In the modern world, you have different personas— your actual self, online self, and medical self. These different personas are made up of your online records and history. If the wrong person gets their hands on your medical persona, it can lead to disastrous results.
Having your medical identity stolen can cause financial damage, hurt your credit score, or result in mistakes in your medical records, leading to misdiagnosis. Your medical identity is one of the most precious things you own, and it only takes a few practical tools to safeguard it.
What is Medical Identity Theft?
Medical identity theft is one of the most damaging types of theft, as it directly affects the resources the victim uses to maintain good health. Medical identity theft is when a thief uses your personally identifiable information (or PII) to receive your benefit in the form of medical attention, equipment, or medication they would not have otherwise been able to get.
When identity thieves try to access your medical resources, their intent is to get their hands on your SSN, health insurance documents, medical accounts, and other private information like your birth date and addresses where you’ve lived in the past.
Mail or even something as mundane as a credit card offer often contain this type of information, which many homeowners leave lying around their home. Once thieves have what they need, they’re able to see doctors, get prescriptions, and more, all under your name.
What Do Thieves Do With My Information?
Much of the time, the perpetrator of medical identity theft doesn’t have reliable health insurance themselves and cannot get the treatment they need. Another possibility is that the thief is an addict looking for some way to support their habit.
You may also have to entertain the idea that the person who stole your medical identity is a family member. It’s a disheartening thought, but close family members are likely to have access to your PII, and their credentials may match well with yours.
No matter who it is or what they’re doing with your information, medical identity theft can leave you with costly medical bills or a stranger’s health records mixed in with yours. You may also not be aware of the breach and leave some accounts unpaid, which can negatively alter your credit rating.
If the culprit is your healthcare provider, they may use your information to file fraudulent insurance claims. If you think this is the case, report your healthcare provider immediately.
If your medical identity has been compromised, you could be refused care or life-saving medication or even have an arrest warrant issued in your name.
If you’ve been wondering how to prevent medical identity theft, there are a few key steps to ensure all your personal medical information is locked down.

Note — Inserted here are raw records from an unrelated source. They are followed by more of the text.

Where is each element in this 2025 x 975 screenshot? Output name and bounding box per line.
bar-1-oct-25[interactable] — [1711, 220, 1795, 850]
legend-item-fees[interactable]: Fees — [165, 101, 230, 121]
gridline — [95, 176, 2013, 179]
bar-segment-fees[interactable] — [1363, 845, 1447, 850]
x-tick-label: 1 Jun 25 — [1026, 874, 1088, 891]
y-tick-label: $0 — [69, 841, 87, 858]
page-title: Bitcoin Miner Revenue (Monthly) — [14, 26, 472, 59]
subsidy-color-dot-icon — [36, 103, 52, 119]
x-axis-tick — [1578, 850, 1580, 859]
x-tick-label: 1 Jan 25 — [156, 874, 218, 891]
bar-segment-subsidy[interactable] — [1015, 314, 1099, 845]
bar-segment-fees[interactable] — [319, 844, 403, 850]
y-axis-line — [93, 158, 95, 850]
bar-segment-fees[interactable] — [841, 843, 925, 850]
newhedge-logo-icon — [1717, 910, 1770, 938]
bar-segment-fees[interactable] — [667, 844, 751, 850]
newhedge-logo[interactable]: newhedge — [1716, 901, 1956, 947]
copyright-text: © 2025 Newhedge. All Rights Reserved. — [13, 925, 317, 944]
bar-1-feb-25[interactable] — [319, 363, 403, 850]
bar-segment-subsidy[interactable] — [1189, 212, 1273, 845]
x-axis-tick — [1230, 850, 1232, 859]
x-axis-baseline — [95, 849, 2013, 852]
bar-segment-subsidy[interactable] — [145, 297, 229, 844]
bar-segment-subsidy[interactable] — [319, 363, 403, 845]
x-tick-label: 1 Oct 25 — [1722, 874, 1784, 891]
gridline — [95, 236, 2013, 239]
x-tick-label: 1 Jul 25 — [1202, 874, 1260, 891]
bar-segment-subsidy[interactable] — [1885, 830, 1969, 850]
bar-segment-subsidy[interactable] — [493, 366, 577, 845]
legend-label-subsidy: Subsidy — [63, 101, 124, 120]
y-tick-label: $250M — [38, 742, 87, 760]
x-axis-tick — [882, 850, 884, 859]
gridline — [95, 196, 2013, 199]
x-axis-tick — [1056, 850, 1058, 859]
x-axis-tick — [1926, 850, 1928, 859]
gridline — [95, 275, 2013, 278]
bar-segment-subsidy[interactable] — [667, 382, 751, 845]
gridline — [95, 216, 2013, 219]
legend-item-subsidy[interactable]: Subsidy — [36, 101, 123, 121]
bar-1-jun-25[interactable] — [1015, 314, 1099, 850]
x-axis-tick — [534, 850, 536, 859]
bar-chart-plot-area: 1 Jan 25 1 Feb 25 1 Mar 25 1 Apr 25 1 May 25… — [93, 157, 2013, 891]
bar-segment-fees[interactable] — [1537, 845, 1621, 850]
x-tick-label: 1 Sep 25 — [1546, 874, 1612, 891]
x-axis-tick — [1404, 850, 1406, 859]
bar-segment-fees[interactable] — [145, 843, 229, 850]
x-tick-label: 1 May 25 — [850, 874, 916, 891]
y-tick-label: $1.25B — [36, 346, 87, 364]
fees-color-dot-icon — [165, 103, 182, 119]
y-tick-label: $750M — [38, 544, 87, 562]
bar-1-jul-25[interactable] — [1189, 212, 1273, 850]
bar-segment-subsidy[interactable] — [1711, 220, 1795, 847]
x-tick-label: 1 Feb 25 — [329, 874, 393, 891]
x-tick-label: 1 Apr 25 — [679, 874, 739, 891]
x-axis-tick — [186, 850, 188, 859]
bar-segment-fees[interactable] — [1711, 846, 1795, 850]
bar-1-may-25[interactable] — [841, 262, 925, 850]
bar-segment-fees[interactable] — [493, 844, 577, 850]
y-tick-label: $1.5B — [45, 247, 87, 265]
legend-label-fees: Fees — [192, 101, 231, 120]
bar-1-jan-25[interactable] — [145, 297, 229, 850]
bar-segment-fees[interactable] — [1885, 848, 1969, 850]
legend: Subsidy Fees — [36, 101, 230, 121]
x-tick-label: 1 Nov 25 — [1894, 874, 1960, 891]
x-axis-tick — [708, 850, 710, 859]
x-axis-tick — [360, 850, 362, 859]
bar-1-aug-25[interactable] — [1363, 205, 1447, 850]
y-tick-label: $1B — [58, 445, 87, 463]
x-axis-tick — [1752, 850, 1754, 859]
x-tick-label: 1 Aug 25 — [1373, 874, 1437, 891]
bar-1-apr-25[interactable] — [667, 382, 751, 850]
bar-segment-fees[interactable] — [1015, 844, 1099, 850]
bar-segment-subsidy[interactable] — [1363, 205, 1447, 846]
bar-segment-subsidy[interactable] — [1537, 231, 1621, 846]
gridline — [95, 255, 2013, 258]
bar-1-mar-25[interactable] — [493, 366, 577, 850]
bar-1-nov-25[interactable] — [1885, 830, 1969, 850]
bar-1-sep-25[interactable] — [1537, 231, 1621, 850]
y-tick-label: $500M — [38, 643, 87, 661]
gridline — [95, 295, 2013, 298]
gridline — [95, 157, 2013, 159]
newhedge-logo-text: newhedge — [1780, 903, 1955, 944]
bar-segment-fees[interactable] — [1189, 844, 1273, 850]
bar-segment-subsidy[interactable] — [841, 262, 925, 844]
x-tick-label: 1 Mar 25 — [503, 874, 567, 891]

How to Prevent Medical Identity Theft
By keeping a close watch on your records, fully understanding your benefits, and shredding everything you don’t need, you can keep your medical identity and information safe.
If you receive reminders for appointments that you didn’t make, fraudulent charges, or other odd pieces of mail, these may be clues your identity has been compromised. If you’re not getting your correspondence at all, this could be another sign that all is not right.
Get Medical Record Copies
You can request your medical records from your doctor and keep them locked in a safe spot, like a locking file cabinet, so that you can check them often.
If you’ve already been a victim of medical identity, your doctor may balk at sharing your records with you, as they may think it violates the thief’s right to privacy under the law. But you can appeal to change details on your health records with the Federal Trade Commission.
You may also want to check the doctor’s office or pharmacy where the fraudulent charges originated from. If you are charged money for your records, which happens in some states, pinpoint the period in which the thief may have been using your information and request records within that time frame.
Accounting of Disclosures
Every year, you are eligible for one free Accounting of Disclosures, and should request one if you feel you’ve been the victim of medical identity theft.
This accounting provides what information your healthcare provider sent, who received this information, and why it was sent.
An Accounting of Disclosure is an ideal tool if you’ve been learning how to prevent medical identity theft and want to know who has requested your medical information and for what reasons. This is very personal data, so make sure it is stored safely, like in a locking file cabinet.
Shred All Unused Documents
Locking your PII up is one way to safeguard your personal medical information, but keeping a shredder right next to your desk adds another layer of security. After you have perused your medical bills or documents, pop them straight into your shredder, and you can worry less about the chances of medical fraud.
While thieves can jimmy a filing cabinet lock open with a screwdriver or drill, a shredded document is impossible to read and impossible to steal. If you want total security, a shredder is your best bet.
It’s not glamorous or fun, but taking advantage of your Accounting of Disclosures yearly free offer is paramount to keeping your medical identity safe. Once you do an initial breakdown of your medical history, the subsequent check-ups won’t take as much time, and it’s worth it to keep that scrutiny on your medical identity.
Guarding your PII and medical information is necessary if you suspect someone is using your identity as their own to get medical care or other medical-related issues.
Using simple devices like a shredder and a locking file cabinet can keep prying eyes off your PII. Take advantage of your Accounting of Disclosures to check who is asking for your information and what reasons they provide.
Much of the hard work in keeping your medical info safe is through observation and organization, two skills you can readily learn. It is paramount to your health and wellbeing that any fraudulent breaches of your medical identity be dealt with swiftly and thoroughly.